2.1.2. To advance medical education in relation to the doctrines, practices and traditions of the Islamic religion.
2.1.3. To promote research in various aspects of medical science and to disseminate and publish the useful results of such research.
2.1.4. To promote the preservation and protection of the good health of Muslims in the United Kingdom. No mention is made in their objectives about the preservation and protection of non-Muslims. As with many Islamization trends, what has begun in Europe inevitably spreads to the US. It is also worth noting that one additional dangerous trend amongst Muslim medical professionals – refusing to use standard alcohol rubs – is currently an entirely Western issue as virtually all Middle Eastern hospitals use the rubs, including 200 hospitals in the Saudi Kingdom and the Gulf States.

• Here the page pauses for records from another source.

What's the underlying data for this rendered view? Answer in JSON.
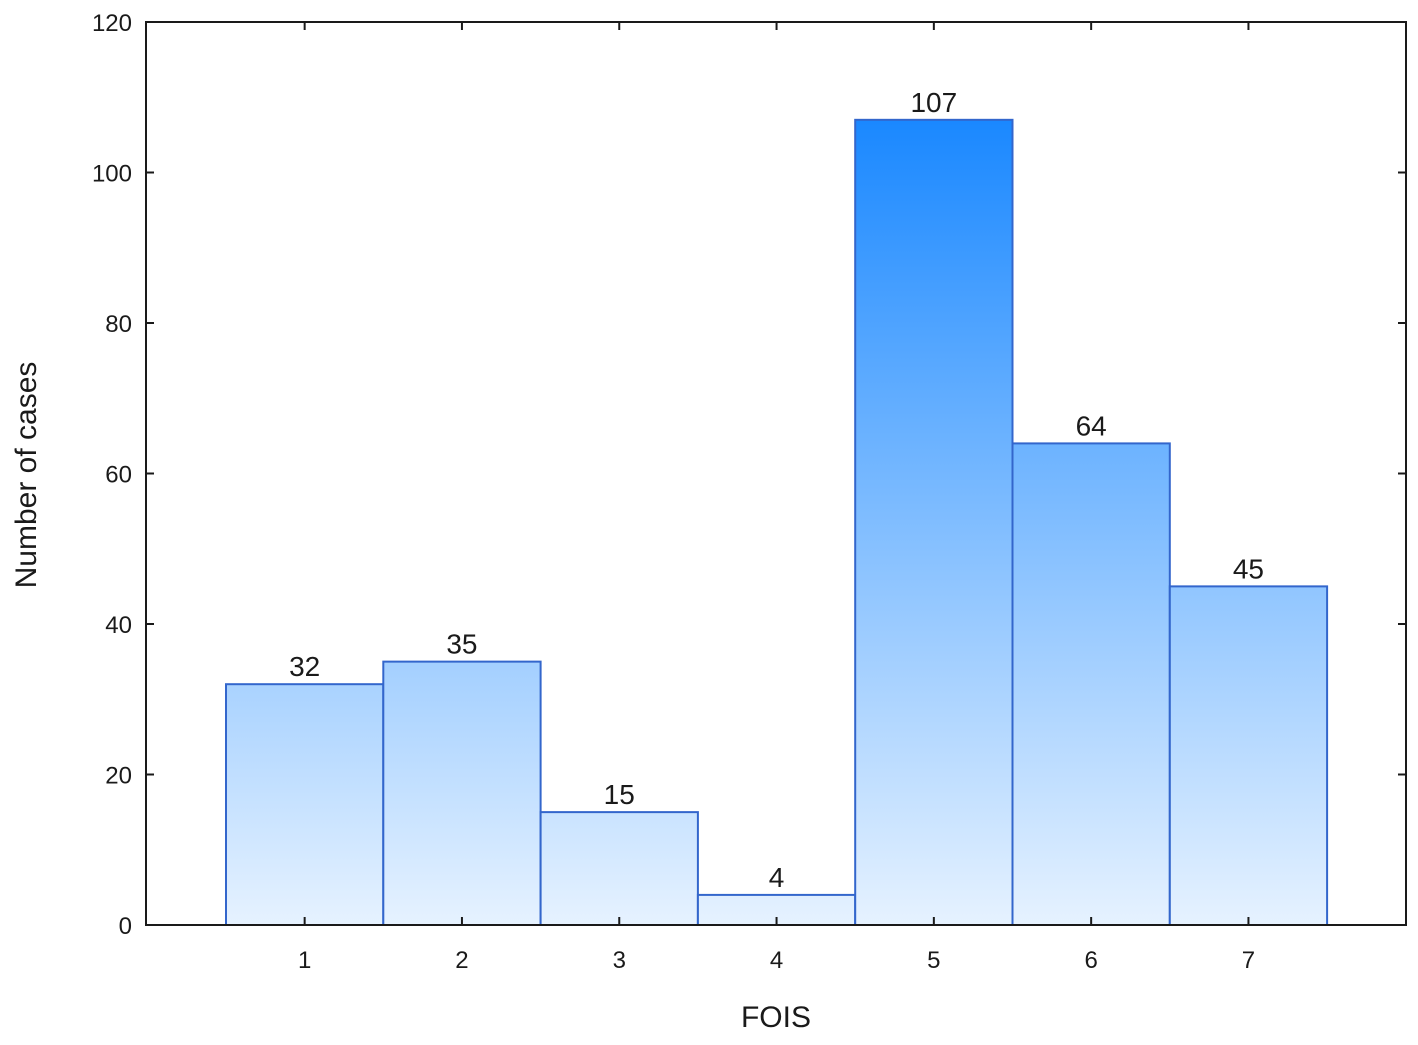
{
  "chart_data": {
    "type": "bar",
    "title": "",
    "xlabel": "FOIS",
    "ylabel": "Number of cases",
    "categories": [
      "1",
      "2",
      "3",
      "4",
      "5",
      "6",
      "7"
    ],
    "values": [
      32,
      35,
      15,
      4,
      107,
      64,
      45
    ],
    "ylim": [
      0,
      120
    ],
    "yticks": [
      0,
      20,
      40,
      60,
      80,
      100,
      120
    ],
    "grid": false,
    "legend": "none"
  },
  "colors": {
    "bar_top_max": "#1a88ff",
    "bar_bottom": "#e6f2ff",
    "bar_border": "#3366cc",
    "axis": "#1a1a1a"
  }
}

Even the revered medical journal, The Lancet, has spoken out on the issue. With that in mind, US health authorities had best begin to address these issues of preferential accommodation and potentially lethal claims of exception by Muslims, because as the West Virginia School of Osteopathic Medicine situation has clearly shown, the issues are quickly jumping the pond. CAIR’s medical school grievance theater with respect to Iram Qureshi’s claims of religious discrimination to mask her academic failure and the push to Islamicize the medical field in the US and elsewhere portends is that not all eventual victims of the “Civilizational-Jihadist Process”, aka the global jihad, will be from terrorism.